SFDR meets ESRS – wird das PAI-Statement zur „Sozialen Taxonomie light“?
Worum geht es?
Das Joint Committee der European Supervisory Authorities (“ESAs”) hat am 12. April 2023 in einem Konsultationspapier den Entwurf für eine Delegierte Verordnung vorgelegt, welche die bisherigen Regulatory Technical Standards (“RTS“) ändern und erweitern soll („DelVO-SFDR-E“ oder „Entwurf“).
Die EU Kommission hatte im April 2022 das Joint Committee der European Supervisory Authorities (“ESAs”) beauftragt, die RTS zur Sustainable Finance Disclosure Regulation (“SFDR”) zu überprüfen und zu überarbeiten.

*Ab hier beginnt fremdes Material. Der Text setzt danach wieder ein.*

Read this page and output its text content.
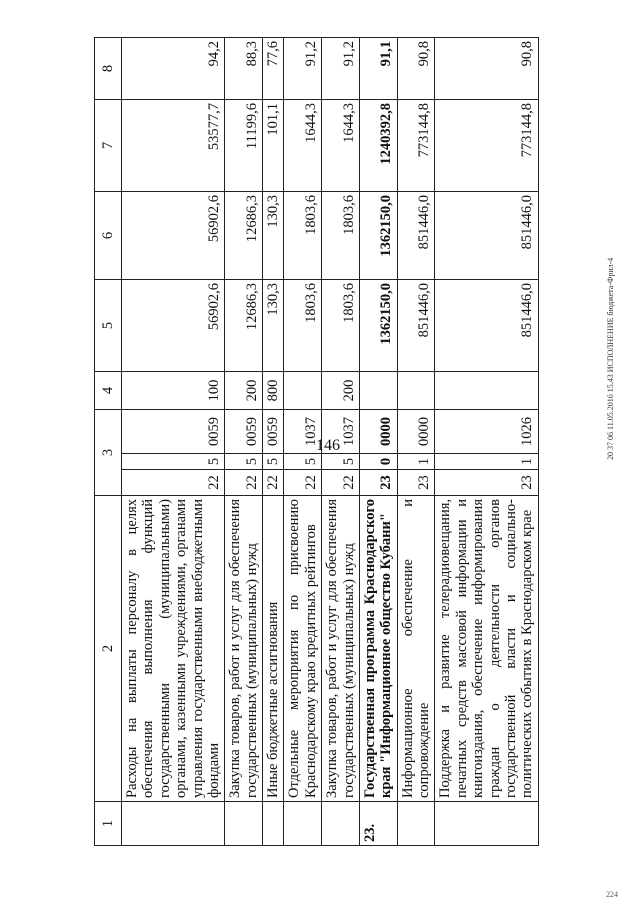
146
1	2	3			4	5	6	7	8
	Расходы на выплаты персоналу в целях обеспечения выполнения функций государственными (муниципальными) органами, казенными учреждениями, органами управления государственными внебюджетными фондами	22	5	0059	100	56902,6	56902,6	53577,7	94,2
	Закупка товаров, работ и услуг для обеспечения государственных (муниципальных) нужд	22	5	0059	200	12686,3	12686,3	11199,6	88,3
	Иные бюджетные ассигнования	22	5	0059	800	130,3	130,3	101,1	77,6
	Отдельные мероприятия по присвоению Краснодарскому краю кредитных рейтингов	22	5	1037		1803,6	1803,6	1644,3	91,2
	Закупка товаров, работ и услуг для обеспечения государственных (муниципальных) нужд	22	5	1037	200	1803,6	1803,6	1644,3	91,2
23.	Государственная программа Краснодарского края "Информационное общество Кубани"	23	0	0000		1362150,0	1362150,0	1240392,8	91,1
	Информационное обеспечение и сопровождение	23	1	0000		851446,0	851446,0	773144,8	90,8
	Поддержка и развитие телерадиовещания, печатных средств массовой информации и книгоиздания, обеспечение информирования граждан о деятельности органов государственной власти и социально-политических событиях в Краснодарском крае	23	1	1026		851446,0	851446,0	773144,8	90,8
20 37 06 11.05.2016 15.43 ИСПОЛНЕНИЕ бюджета-Фрил-4
224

Mit dem Entwurf wird das detaillierte SFDR-Regime zur Offenlegung von Principal Adverse Impacts („PAI“) nochmals erweitert und präzisiert.
Mit ihrem Konsultationspapier stoßen die ESAs eine Reform der SFDR auf Level 2 (Delegierte Verordnung (EU) 2022/1288) an und geben einen ersten Ausblick auf die für 2023/2024 erwartete „große“ SFDR-Reform auf Level 1.
Erweiterung um soziale PAI-Indikatoren – Verknüpfung mit ESRS
Die unter systematischen Aspekten wohl wichtigste Neuerung ist, dass die ESAs erstmalig eine inhaltliche Erweiterung des PAI-Statements (also der Erklärung über wesentliche nachteilige Auswirkungen auf Nachhaltigkeitsfaktoren – Principal Adverse Impacts – PAI) um solche Indikatoren vorsehen, über die berichtspflichtige Zielunternehmen (investee companies) zukünftig nach den neuen European Sustainability Reporting Standards („ESRS“) im Rahmen ihrer nicht-finanziellen Berichterstattung zu berichten haben. Die ESAs vollziehen damit einen Brückenschlag von der SFDR-Produkttransparenz hin zur nicht-finanziellen Berichterstattung. Die Verknüpfung von Produkttransparenz und nicht-finanzieller Berichterstattung ist nicht völlig neu. SFDR und nicht-finanzielle Berichterstattung nach der Taxonomie-VO sind bereits heute miteinander verzahnt. Finanzmarktteilnehmer, die nachhaltige Finanzprodukte (Art. 8 und 9-Produkte) emittieren, haben die Taxonomie-Quote dieser Produkte offenzulegen. Die hierfür erforderlichen Daten werden ihnen von den berichtspflichtigen Zielunternehmen über Art. 8 Taxonomie-VO „angeliefert“.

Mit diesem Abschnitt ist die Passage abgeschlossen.